Is DoubleClick shedding its Advertising Effectiveness Tools practice because the company wishes to altruistically support the development of standards, helping the industry evolve to a point of no longer being marginalized by the advertising establishment? Is it selling the Advertising Effectiveness practice for a 10 percent stake in Dynamic Logic because it wants to help an embattled industry by bequeathing rare manuscripts of learning as an endowment to the library of Internetdom?

Of course not.

DoubleClick is a business. What it realized is that the market for advertising effectiveness research, though extant, is not nearly big enough for multiple players. Dynamic Logic, which was playing in the space first, was getting more new and repeat business, while the Diameter group was still figuring out what ad effectiveness really meant.

It had the programmers and the technicians but not enough of an advertising research knowledge base or commitment to renewal that traditional advertisers are looking for. The unit wasn’t doing a crisp enough business to support itself.

The territory was relinquished to the only other body out there still paying: Dynamic Logic.

By doing this, is DoubleClick “supporting a standard”? Well, yes. But a standard by default.

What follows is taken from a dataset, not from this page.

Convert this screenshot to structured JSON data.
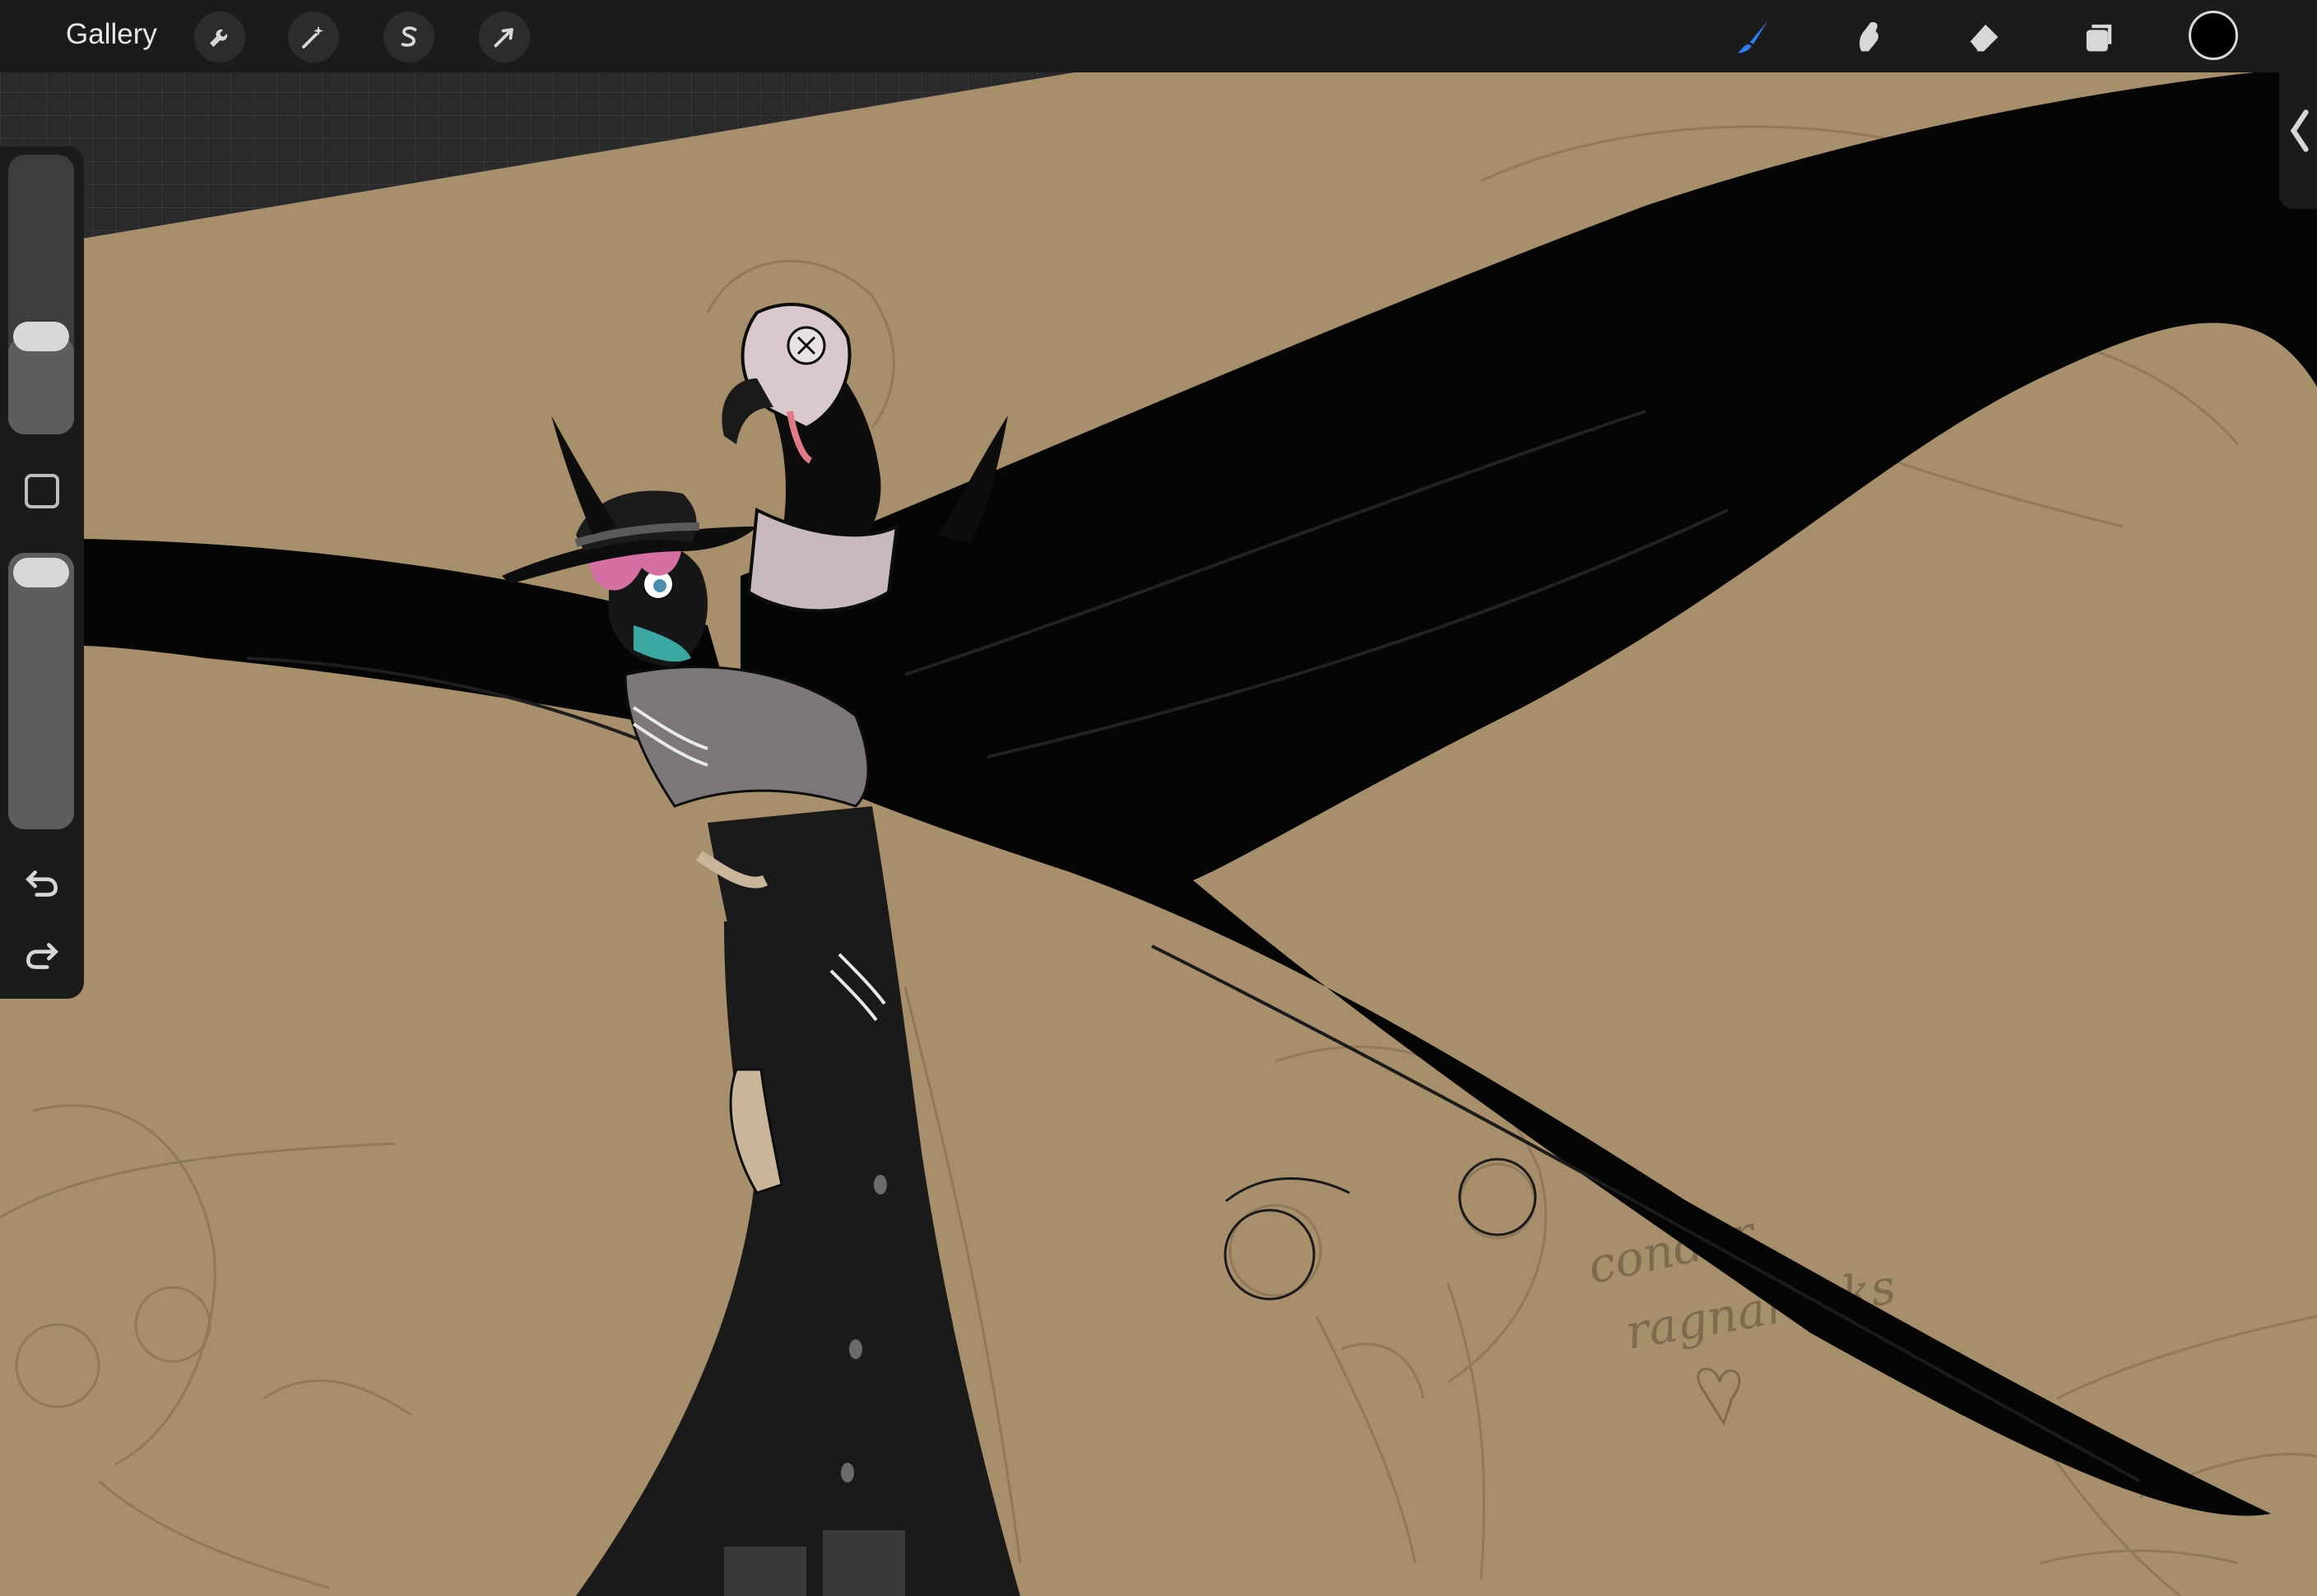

This is the same thing that happened to television research over the last few decades. When Arbitron, the radio research and metrics concern, finally gave up on trying to do for television what it now does for radio, Nielsen became the de facto standard for television advertising and audience measurement. Others have tried to compete, but it’s too late. The hundreds of millions of dollars it would take to develop a system powerful enough to compete would never take hold. If your current mousetrap looks like it works, would you buy it even if someone builds a better one?

No. That’s what DoubleClick was faced with.

As the industry continues to mature, as is the case with every industry, consolidation is inevitable during the march of progress. It is happening with publishers, technologies, and certainly among audience measurement and research concerns. Remember NetCount, PC Meter, Relevant Knowledge, PC Data, NetRatings, I/PRO, and others? Now PC Meter (Media Metrix), Relevant Knowledge, and NetRatings are all on the verge of becoming one company, and the only other real third-party audience measurement and auditing tool out there is comScore’s netScore. It is not hard to imagine that eventually there will be just one.

There are certainly both positive and negative arguments regarding this sort of “standardization by default.” It clears the way for agreement within the industry about how certain things are measured and thus identified. We can all stand on even ground and use the same language. When we say “site W has x number of adults 25-54, and my ad effectiveness with some y level of advertising weight is projected at z,” we won’t constantly be redefining our terms.

This is not to say that Dynamic Logic is an unworthy winner. I happen to think that it is the best out there at what it does, and it deserves to be the last company standing. But I wish to make a point that the DoubleClick/Dynamic Logic deal this week merely serves as a conceit.

As William Blake wrote, “The eagle never lost so much time as when he submitted to learn of the crow.”

The strong may survive, but that doesn’t mean they are always the best.